Seus cabelos curtíssimos eram avermelhados, num tom bordô e num corte que eu fui ter dez anos depois. Seus óculos de grau também eram vermelhos, meio de gatinho, ou com algum aspecto minimamente extravagante — mas tudo que foge do ordinário parece extravagante numa escola católica em uma cidade pequena no interior do Paraná, estado esquecido do sul do Brasil. Eu ainda me sinto meio jeca, meio inadequada, meio bicho do mato (e lá nem tem mato, é só agro), mas fazendo as contas eu passei mais tempo lá do que fora. Pato Branco jamais sairá de mim, essa é a verdade.

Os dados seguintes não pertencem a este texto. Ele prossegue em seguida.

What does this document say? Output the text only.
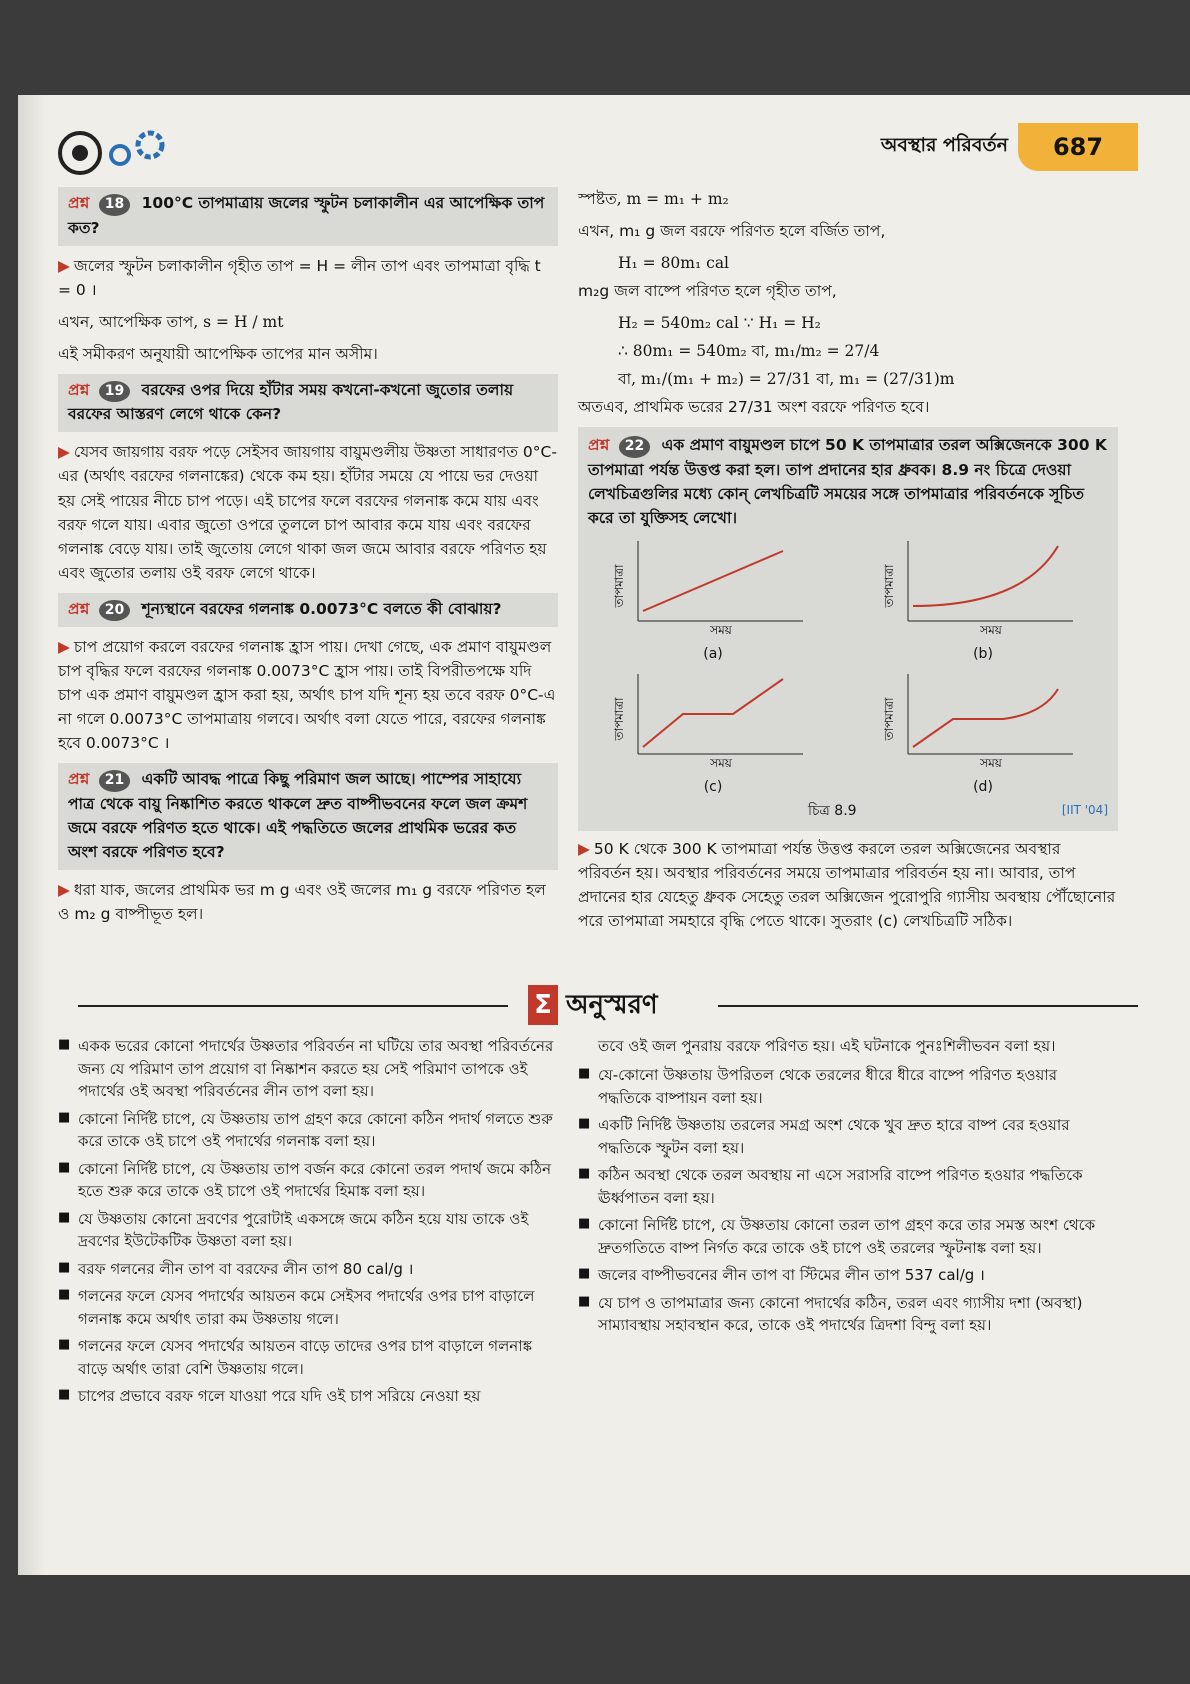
অবস্থার পরিবর্তন	687
প্রশ্ন 18 100°C তাপমাত্রায় জলের স্ফুটন চলাকালীন এর আপেক্ষিক তাপ কত?

▶ জলের স্ফুটন চলাকালীন গৃহীত তাপ = H = লীন তাপ এবং তাপমাত্রা বৃদ্ধি t = 0 ।

এখন, আপেক্ষিক তাপ, s = H / mt

এই সমীকরণ অনুযায়ী আপেক্ষিক তাপের মান অসীম।

প্রশ্ন 19 বরফের ওপর দিয়ে হাঁটার সময় কখনো-কখনো জুতোর তলায় বরফের আস্তরণ লেগে থাকে কেন?

▶ যেসব জায়গায় বরফ পড়ে সেইসব জায়গায় বায়ুমণ্ডলীয় উষ্ণতা সাধারণত 0°C-এর (অর্থাৎ বরফের গলনাঙ্কের) থেকে কম হয়। হাঁটার সময়ে যে পায়ে ভর দেওয়া হয় সেই পায়ের নীচে চাপ পড়ে। এই চাপের ফলে বরফের গলনাঙ্ক কমে যায় এবং বরফ গলে যায়। এবার জুতো ওপরে তুললে চাপ আবার কমে যায় এবং বরফের গলনাঙ্ক বেড়ে যায়। তাই জুতোয় লেগে থাকা জল জমে আবার বরফে পরিণত হয় এবং জুতোর তলায় ওই বরফ লেগে থাকে।

প্রশ্ন 20 শূন্যস্থানে বরফের গলনাঙ্ক 0.0073°C বলতে কী বোঝায়?

▶ চাপ প্রয়োগ করলে বরফের গলনাঙ্ক হ্রাস পায়। দেখা গেছে, এক প্রমাণ বায়ুমণ্ডল চাপ বৃদ্ধির ফলে বরফের গলনাঙ্ক 0.0073°C হ্রাস পায়। তাই বিপরীতপক্ষে যদি চাপ এক প্রমাণ বায়ুমণ্ডল হ্রাস করা হয়, অর্থাৎ চাপ যদি শূন্য হয় তবে বরফ 0°C-এ না গলে 0.0073°C তাপমাত্রায় গলবে। অর্থাৎ বলা যেতে পারে, বরফের গলনাঙ্ক হবে 0.0073°C ।

প্রশ্ন 21 একটি আবদ্ধ পাত্রে কিছু পরিমাণ জল আছে। পাম্পের সাহায্যে পাত্র থেকে বায়ু নিষ্কাশিত করতে থাকলে দ্রুত বাষ্পীভবনের ফলে জল ক্রমশ জমে বরফে পরিণত হতে থাকে। এই পদ্ধতিতে জলের প্রাথমিক ভরের কত অংশ বরফে পরিণত হবে?

▶ ধরা যাক, জলের প্রাথমিক ভর m g এবং ওই জলের m₁ g বরফে পরিণত হল ও m₂ g বাষ্পীভূত হল।

স্পষ্টত, m = m₁ + m₂

এখন, m₁ g জল বরফে পরিণত হলে বর্জিত তাপ,

H₁ = 80m₁ cal

m₂g জল বাষ্পে পরিণত হলে গৃহীত তাপ,

H₂ = 540m₂ cal ∵ H₁ = H₂

∴ 80m₁ = 540m₂ বা, m₁/m₂ = 27/4

বা, m₁/(m₁ + m₂) = 27/31 বা, m₁ = (27/31)m

অতএব, প্রাথমিক ভরের 27/31 অংশ বরফে পরিণত হবে।

প্রশ্ন 22 এক প্রমাণ বায়ুমণ্ডল চাপে 50 K তাপমাত্রার তরল অক্সিজেনকে 300 K তাপমাত্রা পর্যন্ত উত্তপ্ত করা হল। তাপ প্রদানের হার ধ্রুবক। 8.9 নং চিত্রে দেওয়া লেখচিত্রগুলির মধ্যে কোন্ লেখচিত্রটি সময়ের সঙ্গে তাপমাত্রার পরিবর্তনকে সূচিত করে তা যুক্তিসহ লেখো।
তাপমাত্রা
সময়
(a)
তাপমাত্রা
সময়
(b)
তাপমাত্রা
সময়
(c)
তাপমাত্রা
সময়
(d)
চিত্র 8.9	[IIT '04]

▶ 50 K থেকে 300 K তাপমাত্রা পর্যন্ত উত্তপ্ত করলে তরল অক্সিজেনের অবস্থার পরিবর্তন হয়। অবস্থার পরিবর্তনের সময়ে তাপমাত্রার পরিবর্তন হয় না। আবার, তাপ প্রদানের হার যেহেতু ধ্রুবক সেহেতু তরল অক্সিজেন পুরোপুরি গ্যাসীয় অবস্থায় পৌঁছোনোর পরে তাপমাত্রা সমহারে বৃদ্ধি পেতে থাকে। সুতরাং (c) লেখচিত্রটি সঠিক।

Σ অনুস্মরণ
■ একক ভরের কোনো পদার্থের উষ্ণতার পরিবর্তন না ঘটিয়ে তার অবস্থা পরিবর্তনের জন্য যে পরিমাণ তাপ প্রয়োগ বা নিষ্কাশন করতে হয় সেই পরিমাণ তাপকে ওই পদার্থের ওই অবস্থা পরিবর্তনের লীন তাপ বলা হয়।
■ কোনো নির্দিষ্ট চাপে, যে উষ্ণতায় তাপ গ্রহণ করে কোনো কঠিন পদার্থ গলতে শুরু করে তাকে ওই চাপে ওই পদার্থের গলনাঙ্ক বলা হয়।
■ কোনো নির্দিষ্ট চাপে, যে উষ্ণতায় তাপ বর্জন করে কোনো তরল পদার্থ জমে কঠিন হতে শুরু করে তাকে ওই চাপে ওই পদার্থের হিমাঙ্ক বলা হয়।
■ যে উষ্ণতায় কোনো দ্রবণের পুরোটাই একসঙ্গে জমে কঠিন হয়ে যায় তাকে ওই দ্রবণের ইউটেকটিক উষ্ণতা বলা হয়।
■ বরফ গলনের লীন তাপ বা বরফের লীন তাপ 80 cal/g ।
■ গলনের ফলে যেসব পদার্থের আয়তন কমে সেইসব পদার্থের ওপর চাপ বাড়ালে গলনাঙ্ক কমে অর্থাৎ তারা কম উষ্ণতায় গলে।
■ গলনের ফলে যেসব পদার্থের আয়তন বাড়ে তাদের ওপর চাপ বাড়ালে গলনাঙ্ক বাড়ে অর্থাৎ তারা বেশি উষ্ণতায় গলে।
■ চাপের প্রভাবে বরফ গলে যাওয়া পরে যদি ওই চাপ সরিয়ে নেওয়া হয়

তবে ওই জল পুনরায় বরফে পরিণত হয়। এই ঘটনাকে পুনঃশিলীভবন বলা হয়।

■ যে-কোনো উষ্ণতায় উপরিতল থেকে তরলের ধীরে ধীরে বাষ্পে পরিণত হওয়ার পদ্ধতিকে বাষ্পায়ন বলা হয়।
■ একটি নির্দিষ্ট উষ্ণতায় তরলের সমগ্র অংশ থেকে খুব দ্রুত হারে বাষ্প বের হওয়ার পদ্ধতিকে স্ফুটন বলা হয়।
■ কঠিন অবস্থা থেকে তরল অবস্থায় না এসে সরাসরি বাষ্পে পরিণত হওয়ার পদ্ধতিকে ঊর্ধ্বপাতন বলা হয়।
■ কোনো নির্দিষ্ট চাপে, যে উষ্ণতায় কোনো তরল তাপ গ্রহণ করে তার সমস্ত অংশ থেকে দ্রুতগতিতে বাষ্প নির্গত করে তাকে ওই চাপে ওই তরলের স্ফুটনাঙ্ক বলা হয়।
■ জলের বাষ্পীভবনের লীন তাপ বা স্টিমের লীন তাপ 537 cal/g ।
■ যে চাপ ও তাপমাত্রার জন্য কোনো পদার্থের কঠিন, তরল এবং গ্যাসীয় দশা (অবস্থা) সাম্যাবস্থায় সহাবস্থান করে, তাকে ওই পদার্থের ত্রিদশা বিন্দু বলা হয়।
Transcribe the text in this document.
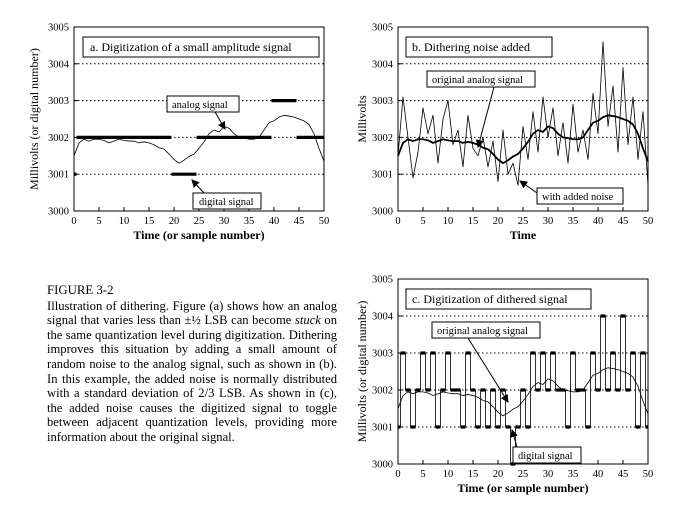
0 5 10 15 20 25 30 35 40 45 50
3000
3001
3002
3003
3004
3005
Time (or sample number)
Millivolts (or digital number)
a. Digitization of a small amplitude signal
analog signal
digital signal
0 5 10 15 20 25 30 35 40 45 50
3000
3001
3002
3003
3004
3005
Time
Millivolts
b. Dithering noise added
original analog signal
with added noise
0 5 10 15 20 25 30 35 40 45 50
3000
3001
3002
3003
3004
3005
Time (or sample number)
Millivolts (or digital number)
c. Digitization of dithered signal
original analog signal
digital signal
FIGURE 3-2
Illustration of dithering. Figure (a) shows how an analog signal that varies less than ±½ LSB can become stuck on the same quantization level during digitization. Dithering improves this situation by adding a small amount of random noise to the analog signal, such as shown in (b). In this example, the added noise is normally distributed with a standard deviation of 2/3 LSB. As shown in (c), the added noise causes the digitized signal to toggle between adjacent quantization levels, providing more information about the original signal.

Eu gostava das aulas de artes, e às quartas-feiras às 7 da manhã, de propósito, eu escolhia a primeira carteira da fila do meio, que era para estar bem ali. Neste dia, ela colocou em frente da classe um daqueles grandes livros de história da arte, pesados, grossos, aberto numa página com uma pintura de flores amarelas. Ela mostrou para toda a turma, falou brevemente sobre Van Gogh, sua genialidade e história trágica, pediu que escrevêssemos algo sobre aquela pintura, pegou um livro, sentou numa cadeira e ali ficou lendo até o fim da aula, indiferente.


Era uma tarefa muito simples, e como toda aula de artes, a turma dispersou, virou baderna, virou outra coisa (que é mesmo como tem que ser). Mas eu fiquei ali, na minha cadeira, olhando e imaginando coisas, presa na complexidade desse ato tão simples quanto olhar e escrever.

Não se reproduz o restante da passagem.